以上是司马迁之前《山海经》的情况,此后《山海经》的版本沿革基本都有记载。其中,西汉末年刘秀(刘欣)修订的《山海经》版本已不能直接看到。现在能看到的最早版本的《山海经》是晋代学者郭璞的《山海经传》,宋、明、清三代都有印刷。也是目前所能见到和确认的最早版本的《山海经》(2013),收录了山景的五篇和《海经》的13篇。多数学者认为郭璞的《山海经》应为汉代刘向、刘欣(即刘秀)编撰的修订版。原因是郭本《山海经》开篇就有一本叫《山海经表》的书,刘秀赠送的《山海经》有18卷,但他赠送的古籍早已不翼而飞,内容也无从考证。
东晋文学家郭璞对《山海经》进行了整理,并做了细致的注释,对理解《山海经》原文有很大帮助。现存的《山海经》均出自郭璞的注释。如果没有郭璞的注释,这部珍贵的古籍可能会湮没在历史的长河中。而且郭璞版《山海经注》有注释、褒赞、插图,但郭本原图早已失传。比较重要的版本是袁珂《山海经注》,附插图65,438+050幅,大部分是根据吴仁琛《朱光论山海经》的图纸,其他《山海经》都有附图。
后来,根据袁珂对《山海经》的校勘,较重要的《山海经》版本及其研究专著有明代学者的《山海经补记》(杨慎)和《山海经释义》(附图,王重庆),清代学者的《山海经》(吴仁琛)和《山海经存》(附图,王重庆)。
20世纪前80年,由于改朝换代、战争、日本法西斯侵华、政治运动等各种原因,中国大陆没有出版《山海经》专著。据张步天《山海经导论》统计,20世纪80年代以来国内出版的《山海经》专著有袁珂《山海经校勘》、《山海经校译》、许仙芝《山海经探秘》、《山海经浅说》、尤权《中国古代文化新世界:龚玉海《山海经与世界文化之谜》、 、孙新绘《山海经》(附《山海经》注释)、马昌义《古代山海经图说》(2007年后更新)、张步天《山海经概论》、《山海经释义》。 此外,王善才主编了《山海经与中国文化》一书,五次《山海经》学术研讨会分别发表了论文。比如第一届全国山海经学术研讨会(成都,1983)出了一本书《山海经新探》(作者论文《山海经试注(选编)》也收录其中。需要补充的是丁真宗的《破译山海经古中国X档案》(中州出版社)。

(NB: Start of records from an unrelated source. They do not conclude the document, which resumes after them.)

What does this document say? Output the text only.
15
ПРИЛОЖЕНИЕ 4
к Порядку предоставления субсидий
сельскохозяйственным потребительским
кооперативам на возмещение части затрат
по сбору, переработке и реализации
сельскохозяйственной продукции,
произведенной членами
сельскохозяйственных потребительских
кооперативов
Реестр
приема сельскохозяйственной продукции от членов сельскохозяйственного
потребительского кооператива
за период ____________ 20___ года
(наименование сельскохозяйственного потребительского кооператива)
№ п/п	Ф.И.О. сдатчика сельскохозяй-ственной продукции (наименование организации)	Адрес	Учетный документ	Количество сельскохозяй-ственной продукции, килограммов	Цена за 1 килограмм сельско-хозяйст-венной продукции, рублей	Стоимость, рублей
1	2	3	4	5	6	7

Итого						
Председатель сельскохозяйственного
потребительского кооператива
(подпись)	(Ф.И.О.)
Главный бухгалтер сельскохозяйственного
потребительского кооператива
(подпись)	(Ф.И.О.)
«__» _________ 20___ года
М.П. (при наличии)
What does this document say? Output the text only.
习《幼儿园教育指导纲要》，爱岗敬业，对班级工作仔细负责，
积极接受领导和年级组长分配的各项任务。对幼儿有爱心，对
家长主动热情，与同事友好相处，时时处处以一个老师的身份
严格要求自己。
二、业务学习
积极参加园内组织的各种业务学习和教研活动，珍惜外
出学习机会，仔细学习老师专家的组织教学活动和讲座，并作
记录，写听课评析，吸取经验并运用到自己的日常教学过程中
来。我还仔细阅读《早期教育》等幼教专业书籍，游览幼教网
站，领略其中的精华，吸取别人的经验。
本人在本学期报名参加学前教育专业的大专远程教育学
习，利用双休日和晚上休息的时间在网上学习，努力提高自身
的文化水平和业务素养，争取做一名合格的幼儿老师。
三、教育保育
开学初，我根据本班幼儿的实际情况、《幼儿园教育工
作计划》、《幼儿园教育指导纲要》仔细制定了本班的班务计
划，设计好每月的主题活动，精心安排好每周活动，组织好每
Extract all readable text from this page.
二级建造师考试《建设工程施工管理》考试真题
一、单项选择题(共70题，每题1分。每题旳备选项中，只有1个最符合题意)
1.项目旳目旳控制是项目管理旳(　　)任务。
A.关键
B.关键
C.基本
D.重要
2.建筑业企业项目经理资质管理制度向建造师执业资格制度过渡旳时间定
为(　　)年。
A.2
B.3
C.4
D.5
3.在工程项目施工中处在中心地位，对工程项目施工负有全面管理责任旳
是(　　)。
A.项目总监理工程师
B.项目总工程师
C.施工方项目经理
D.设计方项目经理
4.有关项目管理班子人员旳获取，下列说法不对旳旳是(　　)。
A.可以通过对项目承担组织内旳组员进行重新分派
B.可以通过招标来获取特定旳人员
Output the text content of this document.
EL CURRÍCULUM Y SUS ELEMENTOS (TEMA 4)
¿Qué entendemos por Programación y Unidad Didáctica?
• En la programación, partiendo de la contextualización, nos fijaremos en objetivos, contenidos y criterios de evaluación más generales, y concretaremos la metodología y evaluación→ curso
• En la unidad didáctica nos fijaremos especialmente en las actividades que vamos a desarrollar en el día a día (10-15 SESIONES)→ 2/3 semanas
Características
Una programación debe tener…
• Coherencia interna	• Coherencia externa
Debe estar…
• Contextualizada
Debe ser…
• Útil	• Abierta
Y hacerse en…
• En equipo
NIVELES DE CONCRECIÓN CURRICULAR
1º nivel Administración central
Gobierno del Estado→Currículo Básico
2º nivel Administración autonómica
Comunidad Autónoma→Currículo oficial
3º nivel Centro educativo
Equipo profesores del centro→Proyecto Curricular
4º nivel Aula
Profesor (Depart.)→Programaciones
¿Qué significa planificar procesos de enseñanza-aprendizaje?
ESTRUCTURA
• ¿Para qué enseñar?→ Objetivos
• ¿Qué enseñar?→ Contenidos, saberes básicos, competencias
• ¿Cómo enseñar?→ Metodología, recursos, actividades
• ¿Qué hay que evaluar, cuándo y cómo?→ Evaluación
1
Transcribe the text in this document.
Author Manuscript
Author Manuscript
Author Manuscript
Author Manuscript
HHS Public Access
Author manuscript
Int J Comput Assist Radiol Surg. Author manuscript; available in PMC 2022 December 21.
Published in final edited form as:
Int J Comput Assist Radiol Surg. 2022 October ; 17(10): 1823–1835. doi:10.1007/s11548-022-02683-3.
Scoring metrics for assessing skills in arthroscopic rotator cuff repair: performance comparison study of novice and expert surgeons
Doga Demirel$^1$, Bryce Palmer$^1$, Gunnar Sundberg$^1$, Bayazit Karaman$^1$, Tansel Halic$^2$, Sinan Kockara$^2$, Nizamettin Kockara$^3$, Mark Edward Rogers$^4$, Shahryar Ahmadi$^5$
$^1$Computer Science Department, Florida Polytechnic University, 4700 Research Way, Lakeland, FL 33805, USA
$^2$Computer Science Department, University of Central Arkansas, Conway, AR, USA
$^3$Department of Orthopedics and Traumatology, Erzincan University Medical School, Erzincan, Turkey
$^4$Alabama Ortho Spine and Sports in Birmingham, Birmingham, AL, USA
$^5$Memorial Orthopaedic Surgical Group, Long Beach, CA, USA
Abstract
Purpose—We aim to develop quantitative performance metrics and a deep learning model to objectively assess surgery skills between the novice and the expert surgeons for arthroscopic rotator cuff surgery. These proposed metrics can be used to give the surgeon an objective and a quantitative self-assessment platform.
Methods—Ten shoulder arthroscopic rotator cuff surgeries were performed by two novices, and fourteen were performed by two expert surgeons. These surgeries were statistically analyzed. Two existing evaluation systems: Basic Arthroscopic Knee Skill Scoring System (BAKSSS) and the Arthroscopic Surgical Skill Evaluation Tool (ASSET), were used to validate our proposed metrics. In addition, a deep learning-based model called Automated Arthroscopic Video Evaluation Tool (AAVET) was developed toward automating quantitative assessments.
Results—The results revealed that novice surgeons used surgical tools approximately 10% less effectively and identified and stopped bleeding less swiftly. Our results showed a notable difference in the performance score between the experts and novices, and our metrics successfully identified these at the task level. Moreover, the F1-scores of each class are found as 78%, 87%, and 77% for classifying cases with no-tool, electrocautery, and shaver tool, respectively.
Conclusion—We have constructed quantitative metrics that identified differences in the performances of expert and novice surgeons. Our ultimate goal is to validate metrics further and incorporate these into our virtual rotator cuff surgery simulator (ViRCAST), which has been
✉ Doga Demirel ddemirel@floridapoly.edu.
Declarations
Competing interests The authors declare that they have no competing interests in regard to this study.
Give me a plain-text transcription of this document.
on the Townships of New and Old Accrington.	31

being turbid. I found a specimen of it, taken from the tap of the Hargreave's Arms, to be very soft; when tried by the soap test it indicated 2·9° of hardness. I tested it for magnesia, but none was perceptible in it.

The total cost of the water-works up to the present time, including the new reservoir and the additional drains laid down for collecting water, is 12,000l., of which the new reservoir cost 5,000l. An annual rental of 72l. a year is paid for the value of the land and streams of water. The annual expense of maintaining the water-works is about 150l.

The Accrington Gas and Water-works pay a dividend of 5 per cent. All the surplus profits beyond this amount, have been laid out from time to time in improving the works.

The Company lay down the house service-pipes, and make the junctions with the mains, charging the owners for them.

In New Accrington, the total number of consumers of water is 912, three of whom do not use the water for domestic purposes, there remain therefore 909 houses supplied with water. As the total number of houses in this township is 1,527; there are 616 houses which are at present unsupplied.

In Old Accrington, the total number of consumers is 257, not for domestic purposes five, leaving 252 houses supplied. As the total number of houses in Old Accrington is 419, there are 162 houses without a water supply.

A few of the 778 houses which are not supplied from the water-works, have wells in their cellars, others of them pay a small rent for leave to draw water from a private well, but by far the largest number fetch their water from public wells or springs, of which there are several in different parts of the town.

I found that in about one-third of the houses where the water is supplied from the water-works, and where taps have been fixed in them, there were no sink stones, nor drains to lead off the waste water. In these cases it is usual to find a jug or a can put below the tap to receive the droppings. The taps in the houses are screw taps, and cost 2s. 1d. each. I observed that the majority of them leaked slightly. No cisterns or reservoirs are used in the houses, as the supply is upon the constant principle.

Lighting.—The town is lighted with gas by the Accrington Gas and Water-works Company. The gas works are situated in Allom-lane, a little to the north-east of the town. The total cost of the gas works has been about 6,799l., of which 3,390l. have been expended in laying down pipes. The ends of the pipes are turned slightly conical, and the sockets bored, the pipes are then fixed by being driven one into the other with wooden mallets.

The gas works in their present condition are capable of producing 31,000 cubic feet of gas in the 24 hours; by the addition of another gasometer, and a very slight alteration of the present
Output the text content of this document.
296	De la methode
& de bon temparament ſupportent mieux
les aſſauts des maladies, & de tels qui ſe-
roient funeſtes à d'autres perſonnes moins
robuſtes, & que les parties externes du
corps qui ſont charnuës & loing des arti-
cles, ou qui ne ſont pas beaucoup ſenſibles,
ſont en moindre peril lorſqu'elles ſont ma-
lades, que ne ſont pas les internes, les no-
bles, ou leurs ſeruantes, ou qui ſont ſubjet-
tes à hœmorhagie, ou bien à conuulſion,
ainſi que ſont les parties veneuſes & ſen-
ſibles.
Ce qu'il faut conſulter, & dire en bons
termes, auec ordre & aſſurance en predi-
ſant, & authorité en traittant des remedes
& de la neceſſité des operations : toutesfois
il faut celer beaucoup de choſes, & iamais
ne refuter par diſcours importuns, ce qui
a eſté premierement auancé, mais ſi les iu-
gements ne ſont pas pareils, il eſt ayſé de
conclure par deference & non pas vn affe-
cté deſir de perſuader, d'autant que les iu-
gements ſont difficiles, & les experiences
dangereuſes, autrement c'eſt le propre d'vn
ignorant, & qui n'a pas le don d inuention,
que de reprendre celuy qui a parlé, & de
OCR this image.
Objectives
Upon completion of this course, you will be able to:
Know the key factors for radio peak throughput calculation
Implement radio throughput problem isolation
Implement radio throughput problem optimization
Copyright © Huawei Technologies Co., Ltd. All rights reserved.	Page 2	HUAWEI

以上版本是学术性的(自然不包括通俗、猎奇、漫画、神秘文化出现20多年后出版的笑话等非专业作品)。这些版本大多附有一些图纸,其主要来源是:以明清版《山海经》附图为基础,古代文献、碑刻、画像砖、器物画(陶器、玉器、漆器、青铜器、瓷器、丝织品等。),以及岩画、壁画等载体上的古代人物、古代动物图案,从中发现与《山海经》内容有关的古代图画。以及可以与明清《山海经》插图相比较的古代图片(不完全统计1000-2000幅不等),包括山东画报出版社《古代山海经插图》(马昌义,2000年)和学苑出版社《全息山海经比较》(马昌义,2003年8月)。2007年马昌义《古代山海经插图(增集版)》序言中提到,选取了16种图片,包括清代仁臣的《山海经朱光》和日本歌厅版的《珍禽异兽图集》。由于这些地图基本上没有地理信息,其功能仅限于《山海经》记载的人和动物的图形表示。